ROANOKE TIMES Copyright (c) 1996, Roanoke Times DATE: Friday, July 26, 1996 TAG: 9607260030 SECTION: EDITORIAL PAGE: A-6 EDITION: METRO
THE OLYMPIC games are giving Americans a well-deserved respite from the presidential campaign. But the campaign will continue, and right now the prospects for an edifying experience still look somewhat less than excellent.
President Clinton, when he isn't hiding from the latest accusation or revelation, continues to pile pronouncement upon pronouncement about social issues from V-chips, deadbeat dads and school uniforms to curfews, truancy and neighborhood-watch groups.
In Sacramento the other day, he took a stand against busy signals on 911. "The stunning fact," he said, is "that the 911 emergency number system today is completely overburdened." The president called for a new national number for non-emergency calls.
Good idea. We'd also like to hear more about his ideas for improving mediocre public education, extending health insurance to 40 million Americans who now lack it, fixing the unsustainable Social Security and Medicare systems, reducing the role of money in politics, promoting the spread of democracy abroad and shrinking the gap between rich and poor.
Bob Dole, having barked at NBC's Katie Couric and compared the danger of smoking with that of drinking milk, has been hushed for a time by his handlers. He is at work on a blueprint for economic reform.
Good idea. But if he proposes, as reported, big tax cuts as the centerpiece, Dole risks being untrue to himself and his principles.

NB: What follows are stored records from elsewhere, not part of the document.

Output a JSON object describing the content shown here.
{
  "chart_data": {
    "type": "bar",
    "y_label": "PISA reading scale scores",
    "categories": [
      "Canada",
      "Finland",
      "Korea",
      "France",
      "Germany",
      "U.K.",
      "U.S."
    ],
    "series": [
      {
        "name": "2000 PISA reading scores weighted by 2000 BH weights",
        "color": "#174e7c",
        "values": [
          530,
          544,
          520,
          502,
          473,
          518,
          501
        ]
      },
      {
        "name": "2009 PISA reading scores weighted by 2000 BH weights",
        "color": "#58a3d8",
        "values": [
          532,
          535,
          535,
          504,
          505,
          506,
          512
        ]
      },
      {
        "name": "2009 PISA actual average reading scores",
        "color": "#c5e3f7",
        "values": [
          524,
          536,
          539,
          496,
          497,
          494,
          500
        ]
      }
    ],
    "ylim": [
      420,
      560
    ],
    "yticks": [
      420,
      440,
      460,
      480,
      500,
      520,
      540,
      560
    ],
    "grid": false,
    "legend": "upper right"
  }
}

The former Senate majority leader was a fiscally conservative critic of the supply-siders during the Reagan years; he understood the consequences of sharply rising deficits, which the Clinton administration only for now has stemmed.
Dole cannot remain credible on fiscal policy without specifying spending cuts to compensate for the tax cuts he proposes. And specificity on spending cuts could hurt his package's political appeal. If he goes after the big pots of money - entitlements - Democrats might demagogue him into oblivion and GOP congressmen into a minority. What's a befuddled candidate to do?

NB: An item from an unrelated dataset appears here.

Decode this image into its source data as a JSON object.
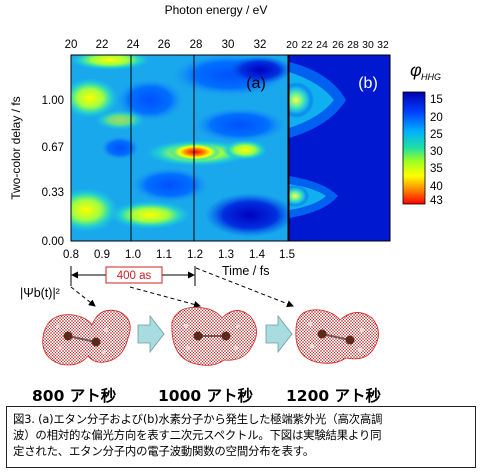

In spoiler land, meanwhile, Ross Perot looks like he may obligingly "accept" the nomination of the Reform Party that he formed. He has refused to give his challenger, former Colorado governor Richard Lamm, a list of the Reform Party's members so that Lamm can solicit their votes.

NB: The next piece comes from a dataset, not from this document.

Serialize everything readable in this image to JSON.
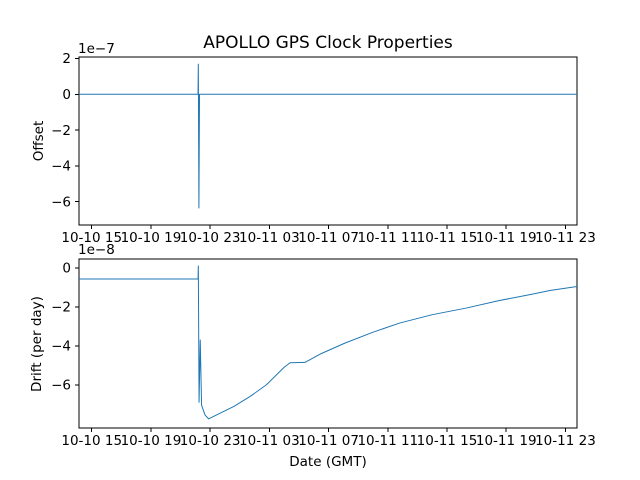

If Perot succeeds in bankrolling his own nomination, the country will get a tiresome platitude-pushing egomaniac for a third-party candidate, instead of a thoughtful critic willing to talk about hard things that the major-party candidates continue to evade - in particular, the need to stop spending so much on the elderly at the expense of the young.
It's a trend - from John Anderson to Paul Tsongas to the sacrificial Lamm - to thank the moralizing gloomsayers for their contributions to the debate before proceeding to dismiss and ignore them.
The Libertarians also will have interesting things, as usual, to say. But we won't hear most of them, for all the distortion-filled, trivializing presidential-campaign ads with which the Democrats and Republicans already are hitting the airwaves.
Oh well. We've still got conventions and debates to look forward to, and more than three months to go before the election. Things could change. And, for another week anyway, the Olympics are on.